存在の連鎖 その3 Mahoney, "Metaphysical Foundations"

Philosophies of Existence: Ancient and Mediaeval

Philosophies of Existence: Ancient and Mediaeval

  • E. P. Mahoney, "Metaphysical Foundations of the Hierarchy of Being according to Some Late Medieval and Renaissance Philosophers," in Philosophies of Existence Ancient and Medieval, ed. Parviz Morewedge (New York: Fordham University Press, 1982), 165-257.
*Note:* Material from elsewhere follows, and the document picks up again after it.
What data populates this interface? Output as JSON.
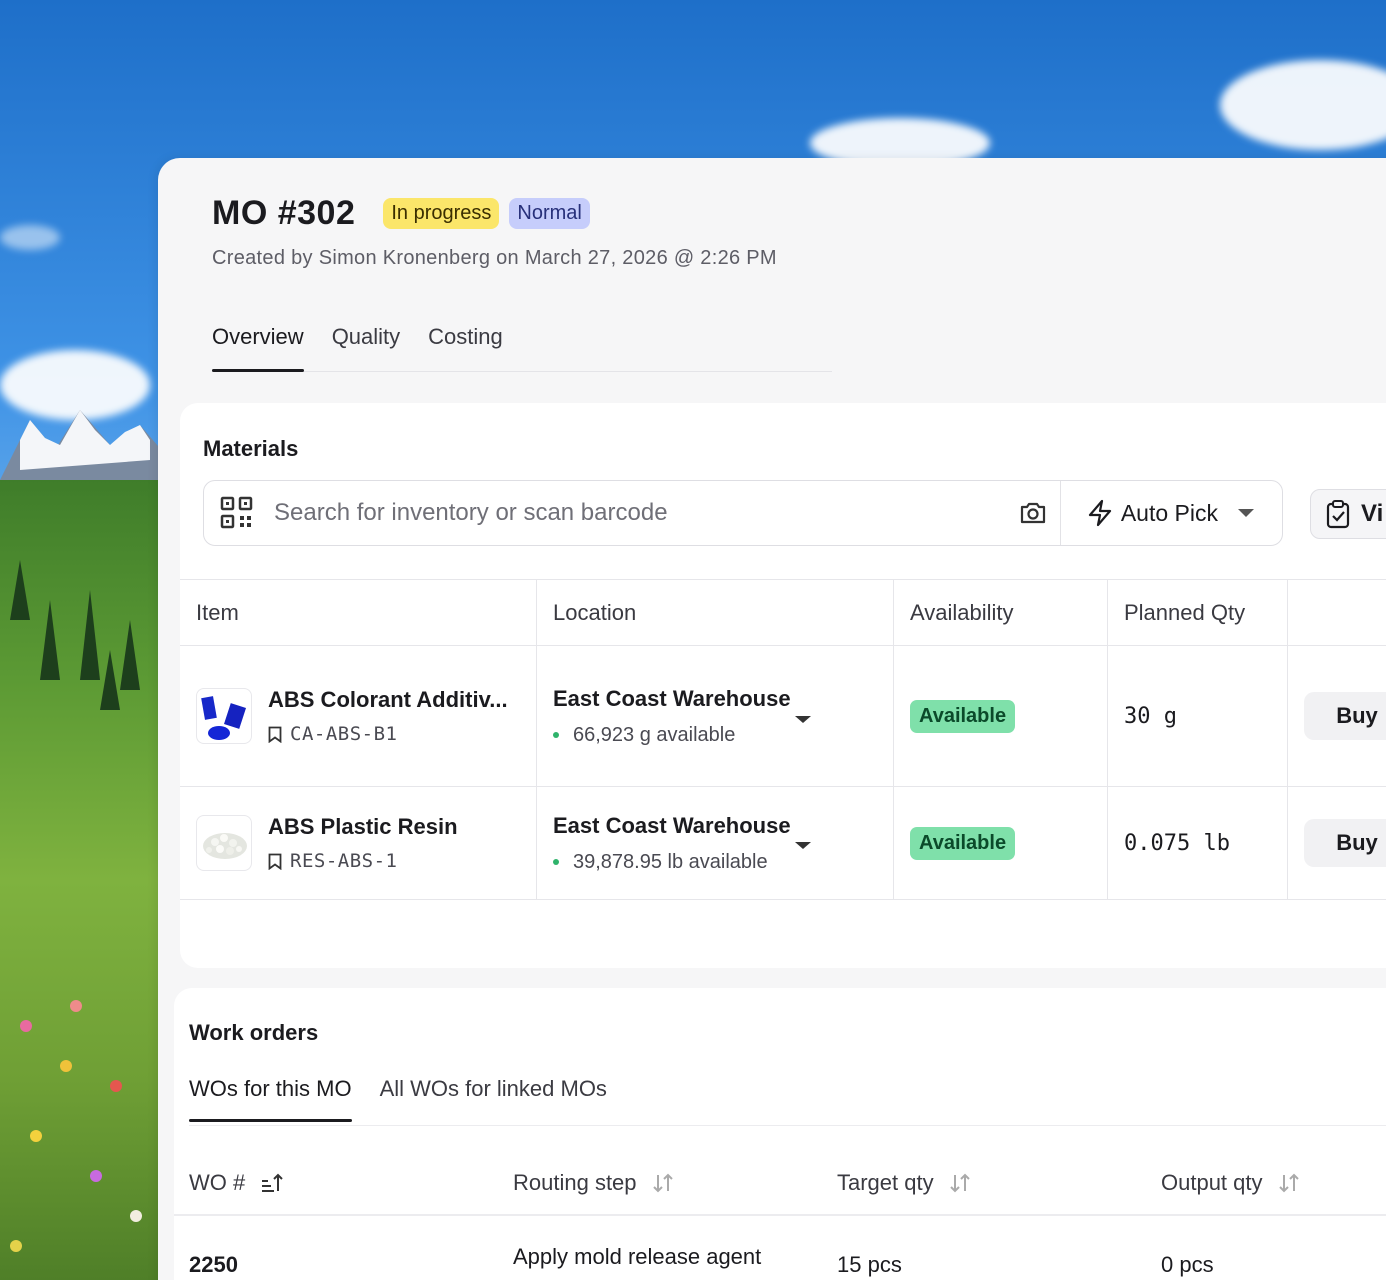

 存在の階層構造理論のルネサンス期の展開を追った部分です(186–204)。ここで問題になった論点は主として2つでした。一つは、無限である神がはたして他の有限なものの尺度になれるのかという問いです。もう一つは、存在階層における事物の位置づけというのは頂点の神からではなく、最下層の非存在から測られるべきだというリチャード・スワインズヘッドの学説でした(これで第一の問題を回避することができる)。

 ベッサリオン枢機卿は神が尺度となれるかという問いにたいして、被造物と創造主との関係は、創造主を無限の存在として把握することによってもできる一方で、創造主を他のものよりも完全性の高い存在と把握することによってもできると主張しました。後者の場合であれば、神は無限存在としてとらえられる必要はないので、万物の尺度となることができます。マルシリオ・フィチーノもまた神が万物の尺度であり、最高の完成度を誇ると主張しました。しかし彼は同時に無限の神の完成度には際限がないと語っています。ここに彼の側での一貫性の欠如をみてとることができるかもしれません。
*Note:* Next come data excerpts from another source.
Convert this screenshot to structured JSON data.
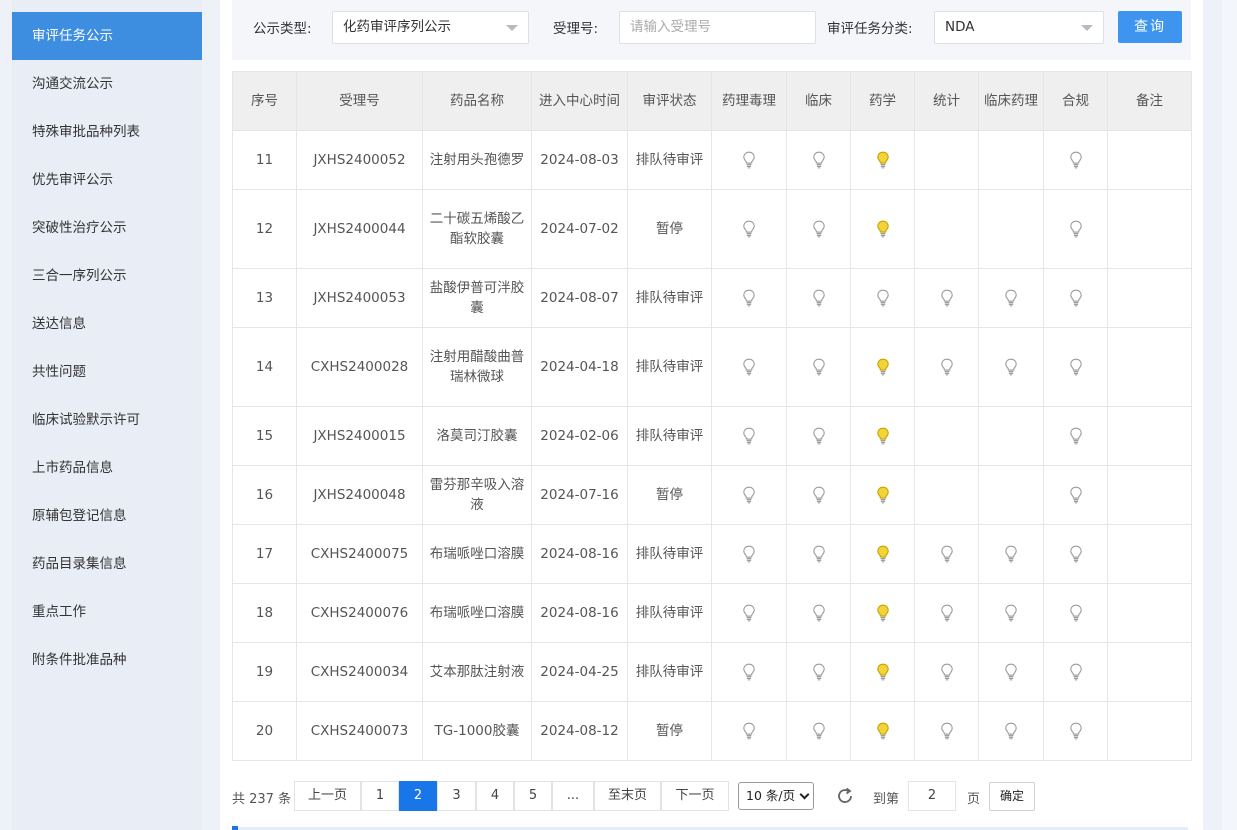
{
  "sidebar": {
    "items": [
      {
        "label": "审评任务公示",
        "active": true
      },
      {
        "label": "沟通交流公示"
      },
      {
        "label": "特殊审批品种列表"
      },
      {
        "label": "优先审评公示"
      },
      {
        "label": "突破性治疗公示"
      },
      {
        "label": "三合一序列公示"
      },
      {
        "label": "送达信息"
      },
      {
        "label": "共性问题"
      },
      {
        "label": "临床试验默示许可"
      },
      {
        "label": "上市药品信息"
      },
      {
        "label": "原辅包登记信息"
      },
      {
        "label": "药品目录集信息"
      },
      {
        "label": "重点工作"
      },
      {
        "label": "附条件批准品种"
      }
    ]
  },
  "filters": {
    "type_label": "公示类型:",
    "type_value": "化药审评序列公示",
    "accept_label": "受理号:",
    "accept_placeholder": "请输入受理号",
    "category_label": "审评任务分类:",
    "category_value": "NDA",
    "query_label": "查询"
  },
  "table": {
    "headers": [
      "序号",
      "受理号",
      "药品名称",
      "进入中心时间",
      "审评状态",
      "药理毒理",
      "临床",
      "药学",
      "统计",
      "临床药理",
      "合规",
      "备注"
    ],
    "rows": [
      {
        "no": "11",
        "id": "JXHS2400052",
        "name": "注射用头孢德罗",
        "date": "2024-08-03",
        "status": "排队待审评",
        "lights": [
          "gray",
          "gray",
          "yellow",
          "",
          "",
          "gray"
        ]
      },
      {
        "no": "12",
        "id": "JXHS2400044",
        "name": "二十碳五烯酸乙酯软胶囊",
        "date": "2024-07-02",
        "status": "暂停",
        "lights": [
          "gray",
          "gray",
          "yellow",
          "",
          "",
          "gray"
        ]
      },
      {
        "no": "13",
        "id": "JXHS2400053",
        "name": "盐酸伊普可泮胶囊",
        "date": "2024-08-07",
        "status": "排队待审评",
        "lights": [
          "gray",
          "gray",
          "gray",
          "gray",
          "gray",
          "gray"
        ]
      },
      {
        "no": "14",
        "id": "CXHS2400028",
        "name": "注射用醋酸曲普瑞林微球",
        "date": "2024-04-18",
        "status": "排队待审评",
        "lights": [
          "gray",
          "gray",
          "yellow",
          "gray",
          "gray",
          "gray"
        ]
      },
      {
        "no": "15",
        "id": "JXHS2400015",
        "name": "洛莫司汀胶囊",
        "date": "2024-02-06",
        "status": "排队待审评",
        "lights": [
          "gray",
          "gray",
          "yellow",
          "",
          "",
          "gray"
        ]
      },
      {
        "no": "16",
        "id": "JXHS2400048",
        "name": "雷芬那辛吸入溶液",
        "date": "2024-07-16",
        "status": "暂停",
        "lights": [
          "gray",
          "gray",
          "yellow",
          "",
          "",
          "gray"
        ]
      },
      {
        "no": "17",
        "id": "CXHS2400075",
        "name": "布瑞哌唑口溶膜",
        "date": "2024-08-16",
        "status": "排队待审评",
        "lights": [
          "gray",
          "gray",
          "yellow",
          "gray",
          "gray",
          "gray"
        ]
      },
      {
        "no": "18",
        "id": "CXHS2400076",
        "name": "布瑞哌唑口溶膜",
        "date": "2024-08-16",
        "status": "排队待审评",
        "lights": [
          "gray",
          "gray",
          "yellow",
          "gray",
          "gray",
          "gray"
        ]
      },
      {
        "no": "19",
        "id": "CXHS2400034",
        "name": "艾本那肽注射液",
        "date": "2024-04-25",
        "status": "排队待审评",
        "lights": [
          "gray",
          "gray",
          "yellow",
          "gray",
          "gray",
          "gray"
        ]
      },
      {
        "no": "20",
        "id": "CXHS2400073",
        "name": "TG-1000胶囊",
        "date": "2024-08-12",
        "status": "暂停",
        "lights": [
          "gray",
          "gray",
          "yellow",
          "gray",
          "gray",
          "gray"
        ]
      }
    ]
  },
  "pagination": {
    "total_text": "共 237 条",
    "prev": "上一页",
    "pages": [
      "1",
      "2",
      "3",
      "4",
      "5",
      "..."
    ],
    "current": "2",
    "last": "至末页",
    "next": "下一页",
    "page_size": "10 条/页",
    "goto_label": "到第",
    "goto_value": "2",
    "page_unit": "页",
    "confirm": "确定"
  },
  "colors": {
    "accent": "#3d8de0",
    "button": "#3e95f0",
    "active_page": "#1976e8",
    "bulb_on": "#f2d43a",
    "bulb_off": "#d6d6d6"
  }
}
 対照的に、アリストテレス主義者のヴェネツィアパウルスは事物の位置づけは最下層の事物からの距離で測られなければならないとしました。パウルスの生徒であるティエーネのガエタノと、ガエタノの生徒であるニコレット・ヴェルニアは存在階層理論に関心を寄せていません。ガブリエル・ツェルボは事物の完成度を決めるのは神への接近の度合いであるかどうか自分は判断できないと述べています(ただし彼はスワインズヘッドの議論は論証的ではないと否定していました)。ドメニコ・グリマニ枢機卿はスワインズヘッドの著作への注釈の中で、神は万物の尺度であると断言しています。ピエトロ・ポンポナッツィもアリストテレスの解釈として神は万物の尺度だとして、スワインズヘッドを批判しました。アントニオ・トロンベッタも同じ立場です。トロンベッタがスコトゥスに忠実に、尺度として最下層の質料の役割を省いたのに対して、トマス主義者のヴィオのトマスは神と第一質料の双方を尺度として認めています。

 アゴスティノ・ニフォはアヴェロエス『破壊の破壊』への注釈(1497年)で、神以外の事物はすべて完全性の度合いと不完全性の度合いを有していると主張しました。アヴェロエスに階層構造を読み込む解釈はマルカントニオ・ツィマラにも受け継がれました。彼はスワインズヘッドの見解を否定して、神は万物の尺度であると主張しました。確かに神はそれ自体では無限であるけれど、被造物によって模倣可能でそれに与ることのできる対象としてとらえられた場合は、無限ではなくそれゆえ尺度たりえるというのです。一方アレサンドロ・アキリニは存在の階層構造は神からの距離ではなく、最下層の完全性ゼロの地点からの距離によって測られるべきだと考えました。